Did Nico really come this way? Geena wondered. Ever since leaving the library she’d felt that she had also left Nico behind. She tried to shrug this idea away because it spoke of terrible things, but the air around her was empty of him, the sun beating down on streets no longer touched by his shadow. She sobbed once, and a fat man glanced at her with a look of disgust.
“What?” she snapped, and Domenic steered her away.
There was not enough room to run, yet they moved quickly. Perhaps it was their expressions that prompted people to step aside and let them pass, or maybe it was simply the stink rising from their clothes. As they reached the end of a narrow alley and emerged into a small square filled with trees, Geena felt some outside influence blossoming deep in her mind.
She paused and grinned, and thought, Nico! She caught a shimmer of other streets—how he saw them, not how she saw them.

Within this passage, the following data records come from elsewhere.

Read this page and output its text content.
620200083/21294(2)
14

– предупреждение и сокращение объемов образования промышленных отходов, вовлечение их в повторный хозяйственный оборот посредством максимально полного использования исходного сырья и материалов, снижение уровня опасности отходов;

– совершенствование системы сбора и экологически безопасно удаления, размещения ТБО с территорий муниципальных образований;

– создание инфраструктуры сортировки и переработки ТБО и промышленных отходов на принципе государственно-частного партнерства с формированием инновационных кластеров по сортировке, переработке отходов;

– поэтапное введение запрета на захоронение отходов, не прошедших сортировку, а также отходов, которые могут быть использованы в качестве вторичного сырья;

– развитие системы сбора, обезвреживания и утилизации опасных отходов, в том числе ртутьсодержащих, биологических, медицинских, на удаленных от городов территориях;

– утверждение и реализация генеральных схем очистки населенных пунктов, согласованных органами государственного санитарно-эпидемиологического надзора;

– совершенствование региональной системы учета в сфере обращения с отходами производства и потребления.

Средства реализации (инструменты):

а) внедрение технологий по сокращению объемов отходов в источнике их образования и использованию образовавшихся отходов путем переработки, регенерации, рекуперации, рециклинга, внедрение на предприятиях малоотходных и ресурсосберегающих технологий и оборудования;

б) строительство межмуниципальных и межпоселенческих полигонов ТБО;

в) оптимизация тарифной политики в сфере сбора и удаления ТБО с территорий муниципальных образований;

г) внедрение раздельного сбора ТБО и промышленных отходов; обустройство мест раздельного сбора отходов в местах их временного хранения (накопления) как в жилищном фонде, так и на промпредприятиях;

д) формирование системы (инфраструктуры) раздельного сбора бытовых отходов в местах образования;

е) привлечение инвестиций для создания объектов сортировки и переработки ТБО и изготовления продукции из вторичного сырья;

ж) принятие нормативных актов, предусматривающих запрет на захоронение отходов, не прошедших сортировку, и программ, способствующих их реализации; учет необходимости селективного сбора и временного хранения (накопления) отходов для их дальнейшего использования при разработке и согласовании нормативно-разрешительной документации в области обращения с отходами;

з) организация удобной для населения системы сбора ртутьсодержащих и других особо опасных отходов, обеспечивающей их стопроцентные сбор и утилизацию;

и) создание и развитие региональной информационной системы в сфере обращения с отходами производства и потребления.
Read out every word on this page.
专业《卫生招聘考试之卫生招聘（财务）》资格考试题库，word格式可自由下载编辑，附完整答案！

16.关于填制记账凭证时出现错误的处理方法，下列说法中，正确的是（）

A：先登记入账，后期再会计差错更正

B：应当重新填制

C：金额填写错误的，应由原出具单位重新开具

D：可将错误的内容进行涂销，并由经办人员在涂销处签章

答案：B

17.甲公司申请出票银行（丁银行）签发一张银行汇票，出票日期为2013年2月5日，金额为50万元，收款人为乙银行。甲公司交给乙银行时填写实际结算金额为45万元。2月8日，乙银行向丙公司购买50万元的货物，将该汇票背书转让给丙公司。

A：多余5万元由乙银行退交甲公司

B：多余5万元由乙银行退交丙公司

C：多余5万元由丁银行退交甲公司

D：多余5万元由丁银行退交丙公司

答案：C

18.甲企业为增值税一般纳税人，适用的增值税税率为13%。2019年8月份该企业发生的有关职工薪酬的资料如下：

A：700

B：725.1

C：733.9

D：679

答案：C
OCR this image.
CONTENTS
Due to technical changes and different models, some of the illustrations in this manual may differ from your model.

Venice was his home; he’d been born here, and everything was familiar.
But beneath that sensation was one of fear and pursuit, and she felt Nico’s hairs prickling on the back of her neck.
“What is it?” Domenic asked. Geena could not answer. She waved him away, trying to make sense of what she sensed and felt, and trying to discern whether it was her pursuit of Nico that troubled him so. But already the contact was gone, leaving a dark void within her, and a terrible sense of doom.